QWhy do you resample the kick instead of just playing it from a synth?

Because you need a kick that is both heavily distorted and cleanly tunable per note. Designing the sound, rendering it to audio, and loading that file into a sampler lets you transpose the tail to any melody note without re-running the whole distortion chain. A synth playing live cannot easily give you that combination of brutal processing and surgical pitch control.

QHow do I make a reverse bass?

Take your kick tail or a saw synth tone, boost the 500–1000 Hz region, cut the lows, and run it through clip distortion plus phase distortion — the phase distortion creates the rubbery reverse-bass character. High-pass it so it sits above the kick’s sub, add a little width, then program it only on the off-beats, in the gaps between kicks. The hardest part is rhythm, not sound design: keep it out of the beats the kick occupies.

QWhat plugins do I need to make hardstyle?

Less than you think. You need a 909 source (a sample, Drumazon, or a kick synth such as Sonic Academy KICK), aggressive distortion (the free CamelCrusher is a scene staple, plus a good clipper), an EQ, and a synth for leads — the free Vital, or Serum/Serum 2 or Sylenth1. A sampler to hold the resampled kick, and a sidechain compressor (FL Studio’s Fruity Limiter in compressor mode is common). Free tools can take you all the way; the genre is about technique, not expensive plugins.

QWhat is the difference between euphoric and rawstyle?

They use the same techniques pushed in opposite directions. Euphoric keeps the kick cleaner and more tonal, favours uplifting major-key melodies, and uses distortion for bite. Rawstyle darkens everything: a more distorted, aggressive kick, minor and dissonant harmony, and the supersaw pushed into a screaming screech. Pick one before you start a track — muddling the two is the most common beginner mistake.

QCan I make hardstyle in FL Studio?

Yes — FL Studio is one of the most popular DAWs in the scene, and everything in this guide is DAW-agnostic. The kick resampling, EQ-before-distortion chains, reverse bass and sidechaining all work the same in FL Studio, Ableton, Cubase, Logic or any other DAW. FL producers often use Fruity Limiter in compressor mode for the sidechain pump and the stock Edison/Slicex tools for resampling.

QWhy does my drop sound out of tune even though the melody is fine?
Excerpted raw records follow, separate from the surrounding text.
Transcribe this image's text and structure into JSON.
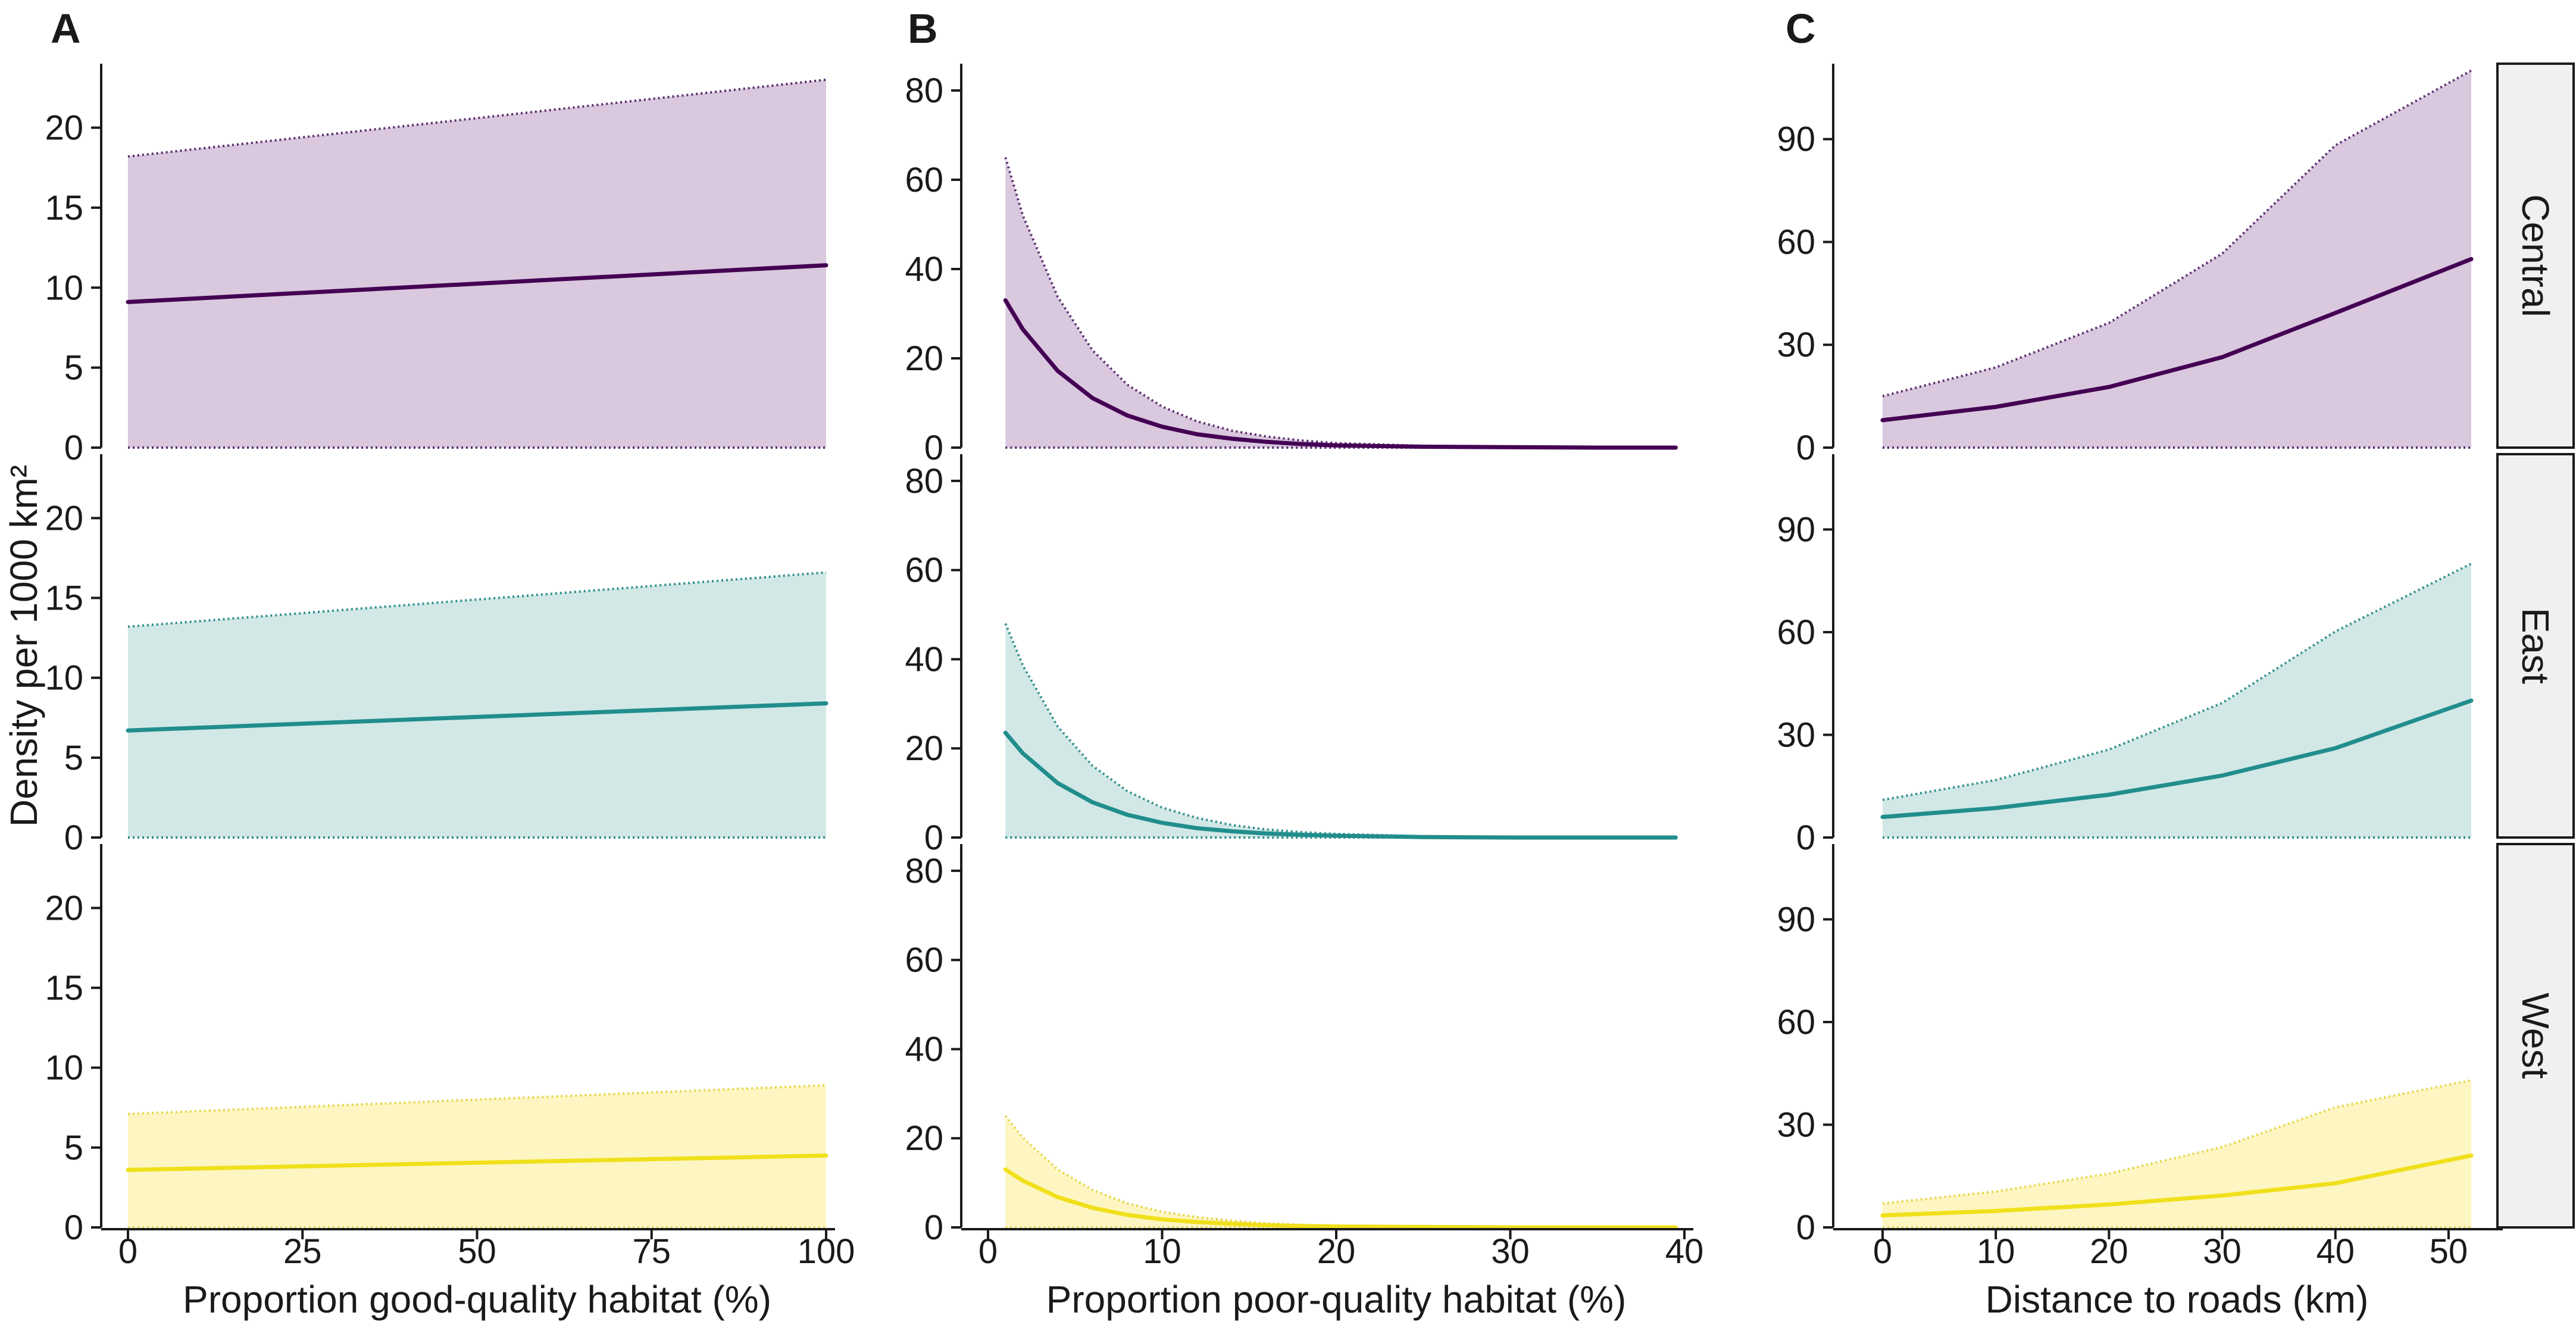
{
  "colors": {
    "Central": {
      "line": "#440154",
      "fill": "#d9c8de",
      "bound": "#5b2c6f"
    },
    "East": {
      "line": "#218e8d",
      "fill": "#d2e8e6",
      "bound": "#2f8f8d"
    },
    "West": {
      "line": "#f0e01c",
      "fill": "#fdf6c2",
      "bound": "#e6d64a"
    }
  },
  "y_axis_title": "Density per 1000 km²",
  "regions": [
    "Central",
    "East",
    "West"
  ],
  "chart_data": [
    {
      "panel": "A",
      "type": "line",
      "xlabel": "Proportion good-quality habitat (%)",
      "xlim": [
        0,
        100
      ],
      "xticks": [
        "0",
        "25",
        "50",
        "75",
        "100"
      ],
      "xtick_values": [
        0,
        25,
        50,
        75,
        100
      ],
      "ylim": [
        0,
        24
      ],
      "yticks": [
        "0",
        "5",
        "10",
        "15",
        "20"
      ],
      "ytick_values": [
        0,
        5,
        10,
        15,
        20
      ],
      "series": [
        {
          "name": "Central",
          "x": [
            0,
            100
          ],
          "mean": [
            9.1,
            11.4
          ],
          "lower": [
            0,
            0
          ],
          "upper": [
            18.2,
            23.0
          ]
        },
        {
          "name": "East",
          "x": [
            0,
            100
          ],
          "mean": [
            6.7,
            8.4
          ],
          "lower": [
            0,
            0
          ],
          "upper": [
            13.2,
            16.6
          ]
        },
        {
          "name": "West",
          "x": [
            0,
            100
          ],
          "mean": [
            3.6,
            4.5
          ],
          "lower": [
            0,
            0
          ],
          "upper": [
            7.1,
            8.9
          ]
        }
      ]
    },
    {
      "panel": "B",
      "type": "line",
      "xlabel": "Proportion poor-quality habitat (%)",
      "xlim": [
        0,
        40
      ],
      "xticks": [
        "0",
        "10",
        "20",
        "30",
        "40"
      ],
      "xtick_values": [
        0,
        10,
        20,
        30,
        40
      ],
      "ylim": [
        0,
        86
      ],
      "yticks": [
        "0",
        "20",
        "40",
        "60",
        "80"
      ],
      "ytick_values": [
        0,
        20,
        40,
        60,
        80
      ],
      "series": [
        {
          "name": "Central",
          "x": [
            1,
            2,
            4,
            6,
            8,
            10,
            12,
            14,
            16,
            18,
            20,
            25,
            30,
            35,
            39.5
          ],
          "mean": [
            33,
            26.5,
            17.2,
            11.1,
            7.2,
            4.7,
            3.0,
            2.0,
            1.3,
            0.8,
            0.5,
            0.2,
            0.1,
            0,
            0
          ],
          "lower": [
            0,
            0,
            0,
            0,
            0,
            0,
            0,
            0,
            0,
            0,
            0,
            0,
            0,
            0,
            0
          ],
          "upper": [
            65,
            52,
            33.8,
            21.8,
            14.1,
            9.2,
            5.9,
            3.8,
            2.5,
            1.6,
            1.0,
            0.4,
            0.2,
            0.1,
            0
          ]
        },
        {
          "name": "East",
          "x": [
            1,
            2,
            4,
            6,
            8,
            10,
            12,
            14,
            16,
            18,
            20,
            25,
            30,
            35,
            39.5
          ],
          "mean": [
            23.5,
            18.9,
            12.2,
            7.9,
            5.1,
            3.3,
            2.1,
            1.4,
            0.9,
            0.6,
            0.4,
            0.1,
            0,
            0,
            0
          ],
          "lower": [
            0,
            0,
            0,
            0,
            0,
            0,
            0,
            0,
            0,
            0,
            0,
            0,
            0,
            0,
            0
          ],
          "upper": [
            48,
            38.6,
            24.9,
            16.1,
            10.4,
            6.7,
            4.4,
            2.8,
            1.8,
            1.2,
            0.8,
            0.3,
            0.1,
            0,
            0
          ]
        },
        {
          "name": "West",
          "x": [
            1,
            2,
            4,
            6,
            8,
            10,
            12,
            14,
            16,
            18,
            20,
            25,
            30,
            35,
            39.5
          ],
          "mean": [
            13,
            10.5,
            6.8,
            4.4,
            2.8,
            1.8,
            1.2,
            0.8,
            0.5,
            0.3,
            0.2,
            0.1,
            0,
            0,
            0
          ],
          "lower": [
            0,
            0,
            0,
            0,
            0,
            0,
            0,
            0,
            0,
            0,
            0,
            0,
            0,
            0,
            0
          ],
          "upper": [
            25,
            20.1,
            13,
            8.4,
            5.4,
            3.5,
            2.3,
            1.5,
            0.9,
            0.6,
            0.4,
            0.1,
            0,
            0,
            0
          ]
        }
      ]
    },
    {
      "panel": "C",
      "type": "line",
      "xlabel": "Distance to roads (km)",
      "xlim": [
        -2,
        54
      ],
      "xticks": [
        "0",
        "10",
        "20",
        "30",
        "40",
        "50"
      ],
      "xtick_values": [
        0,
        10,
        20,
        30,
        40,
        50
      ],
      "ylim": [
        0,
        112
      ],
      "yticks": [
        "0",
        "30",
        "60",
        "90"
      ],
      "ytick_values": [
        0,
        30,
        60,
        90
      ],
      "series": [
        {
          "name": "Central",
          "x": [
            0,
            10,
            20,
            30,
            40,
            52
          ],
          "mean": [
            8,
            11.9,
            17.7,
            26.4,
            39.3,
            55
          ],
          "lower": [
            0,
            0,
            0,
            0,
            0,
            0
          ],
          "upper": [
            15,
            23.4,
            36.4,
            56.6,
            88.2,
            110
          ]
        },
        {
          "name": "East",
          "x": [
            0,
            10,
            20,
            30,
            40,
            52
          ],
          "mean": [
            6,
            8.6,
            12.5,
            18.1,
            26.1,
            40
          ],
          "lower": [
            0,
            0,
            0,
            0,
            0,
            0
          ],
          "upper": [
            11,
            16.8,
            25.7,
            39.3,
            60.2,
            80
          ]
        },
        {
          "name": "West",
          "x": [
            0,
            10,
            20,
            30,
            40,
            52
          ],
          "mean": [
            3.5,
            4.8,
            6.7,
            9.3,
            12.9,
            21
          ],
          "lower": [
            0,
            0,
            0,
            0,
            0,
            0
          ],
          "upper": [
            7,
            10.5,
            15.7,
            23.5,
            35.1,
            43
          ]
        }
      ]
    }
  ]
}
Because your kick is not pitched to the melody. The kick’s tail is a tuned bass note, so if it stays on one pitch while the melody moves, the low end fights the harmony and the whole drop sounds subtly wrong. Pitch each kick’s tail to follow the root note of the melody at that point in the bar. This single step fixes more “why does my hardstyle sound amateur” problems than any other.